President and Chief Executive Officer
TD Bank Group

Excerpt from remarks to Boston College’s Chief Executives’ Club of Boston 

April 26, 2012


In my view—and this isn't a view, obviously, universally held in America—Volcker’s core argument is absolutely right. Many in the industry did lose their way. And while there are many great banks in the United States that stuck to their knitting, many, obviously, did not. They began to look at clients not as clients, but as counterparties, instead of substitute a view that says, well, let the buyer beware. And we’ve all heard people talk where they actually clearly described it as that.

Now, what’s happened here with Volcker is, though, that the regulators overreached in trying to write these regulations to implement Volcker, turning a simple principle into a legal labyrinth. Frankly, and I think this is a very positive sign, the Fed has responded, and has now postponed its implementation date.
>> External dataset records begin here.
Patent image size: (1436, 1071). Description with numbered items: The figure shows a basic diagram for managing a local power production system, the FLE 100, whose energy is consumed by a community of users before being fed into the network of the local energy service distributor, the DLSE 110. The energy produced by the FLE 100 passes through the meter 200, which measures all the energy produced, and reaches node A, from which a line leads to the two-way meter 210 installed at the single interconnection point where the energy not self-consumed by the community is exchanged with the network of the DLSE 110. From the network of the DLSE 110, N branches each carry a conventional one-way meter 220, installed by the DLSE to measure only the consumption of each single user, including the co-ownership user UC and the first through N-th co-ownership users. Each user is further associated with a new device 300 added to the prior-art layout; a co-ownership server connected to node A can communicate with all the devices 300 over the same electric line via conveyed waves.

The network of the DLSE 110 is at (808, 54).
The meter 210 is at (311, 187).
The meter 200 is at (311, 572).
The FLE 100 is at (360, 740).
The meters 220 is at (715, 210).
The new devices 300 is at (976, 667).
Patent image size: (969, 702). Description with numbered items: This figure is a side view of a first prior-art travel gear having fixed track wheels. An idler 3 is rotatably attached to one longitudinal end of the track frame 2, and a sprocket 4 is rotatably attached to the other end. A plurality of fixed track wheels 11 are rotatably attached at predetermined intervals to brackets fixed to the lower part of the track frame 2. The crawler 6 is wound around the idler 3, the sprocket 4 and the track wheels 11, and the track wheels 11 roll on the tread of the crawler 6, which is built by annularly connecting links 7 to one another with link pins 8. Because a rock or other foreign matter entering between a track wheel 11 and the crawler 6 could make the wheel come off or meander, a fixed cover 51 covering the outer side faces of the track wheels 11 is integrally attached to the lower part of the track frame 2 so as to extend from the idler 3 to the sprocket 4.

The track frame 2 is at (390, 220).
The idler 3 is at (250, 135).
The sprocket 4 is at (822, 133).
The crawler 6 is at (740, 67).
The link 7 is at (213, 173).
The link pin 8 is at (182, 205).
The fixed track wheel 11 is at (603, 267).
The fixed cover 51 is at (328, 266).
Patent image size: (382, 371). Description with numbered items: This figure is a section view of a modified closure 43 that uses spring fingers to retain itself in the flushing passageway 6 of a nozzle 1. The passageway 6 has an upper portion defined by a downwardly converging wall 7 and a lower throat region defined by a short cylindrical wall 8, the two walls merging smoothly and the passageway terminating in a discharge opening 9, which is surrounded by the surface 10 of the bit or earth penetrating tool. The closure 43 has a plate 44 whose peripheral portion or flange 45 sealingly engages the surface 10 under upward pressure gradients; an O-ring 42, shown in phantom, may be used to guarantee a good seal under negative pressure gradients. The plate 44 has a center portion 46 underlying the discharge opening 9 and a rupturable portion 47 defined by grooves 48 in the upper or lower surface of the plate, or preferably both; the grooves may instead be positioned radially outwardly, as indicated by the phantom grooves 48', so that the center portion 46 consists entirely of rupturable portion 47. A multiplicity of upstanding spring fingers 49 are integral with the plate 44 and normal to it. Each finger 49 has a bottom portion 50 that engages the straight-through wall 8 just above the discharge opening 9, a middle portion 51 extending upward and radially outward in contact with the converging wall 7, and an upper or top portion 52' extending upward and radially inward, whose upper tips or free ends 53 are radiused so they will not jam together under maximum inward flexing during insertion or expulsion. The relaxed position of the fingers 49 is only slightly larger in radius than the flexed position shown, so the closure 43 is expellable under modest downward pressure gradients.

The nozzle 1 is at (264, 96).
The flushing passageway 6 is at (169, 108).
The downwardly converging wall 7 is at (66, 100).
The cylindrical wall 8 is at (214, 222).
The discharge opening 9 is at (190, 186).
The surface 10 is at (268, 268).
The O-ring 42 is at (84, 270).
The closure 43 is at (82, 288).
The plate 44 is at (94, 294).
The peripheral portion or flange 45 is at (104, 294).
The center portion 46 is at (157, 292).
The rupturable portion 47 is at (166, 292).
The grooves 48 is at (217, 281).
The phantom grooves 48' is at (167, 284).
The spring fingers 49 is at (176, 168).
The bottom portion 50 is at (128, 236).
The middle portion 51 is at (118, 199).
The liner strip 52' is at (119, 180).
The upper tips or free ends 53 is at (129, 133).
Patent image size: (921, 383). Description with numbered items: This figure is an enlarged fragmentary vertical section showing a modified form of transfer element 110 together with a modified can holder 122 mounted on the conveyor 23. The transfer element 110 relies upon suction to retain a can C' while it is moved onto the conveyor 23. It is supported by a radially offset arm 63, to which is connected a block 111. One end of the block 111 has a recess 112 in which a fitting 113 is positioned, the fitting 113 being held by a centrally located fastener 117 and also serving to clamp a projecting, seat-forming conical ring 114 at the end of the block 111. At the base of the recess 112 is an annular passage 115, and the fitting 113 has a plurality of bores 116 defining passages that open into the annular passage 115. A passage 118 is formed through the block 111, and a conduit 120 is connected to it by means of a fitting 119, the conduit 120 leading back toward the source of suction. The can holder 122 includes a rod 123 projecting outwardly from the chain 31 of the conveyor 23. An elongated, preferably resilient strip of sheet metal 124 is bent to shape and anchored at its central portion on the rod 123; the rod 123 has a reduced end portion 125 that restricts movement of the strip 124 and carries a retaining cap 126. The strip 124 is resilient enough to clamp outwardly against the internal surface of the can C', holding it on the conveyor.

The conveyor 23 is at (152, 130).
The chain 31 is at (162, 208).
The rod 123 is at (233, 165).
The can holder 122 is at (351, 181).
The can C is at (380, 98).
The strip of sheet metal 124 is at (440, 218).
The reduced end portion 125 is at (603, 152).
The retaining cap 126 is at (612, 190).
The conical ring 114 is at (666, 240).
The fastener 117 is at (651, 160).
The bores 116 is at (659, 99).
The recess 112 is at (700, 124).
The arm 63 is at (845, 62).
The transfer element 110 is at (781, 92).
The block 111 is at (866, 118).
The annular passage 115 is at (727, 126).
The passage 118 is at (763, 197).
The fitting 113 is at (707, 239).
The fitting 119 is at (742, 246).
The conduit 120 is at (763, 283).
The risk is that by having overreached in writing the rules, that they’ve damaged the support for Volcker, because the spirit of what Volcker is saying is right. Banks should not be hedge funds. Their mission has to be, to do things that add value to the economy. They do not have the right to put the taxpayer at risk.

If you want to speculate, do so in an institution which everyone will allow to collapse and let the shareholders and creditors pay the price. Don’t go into the banking business.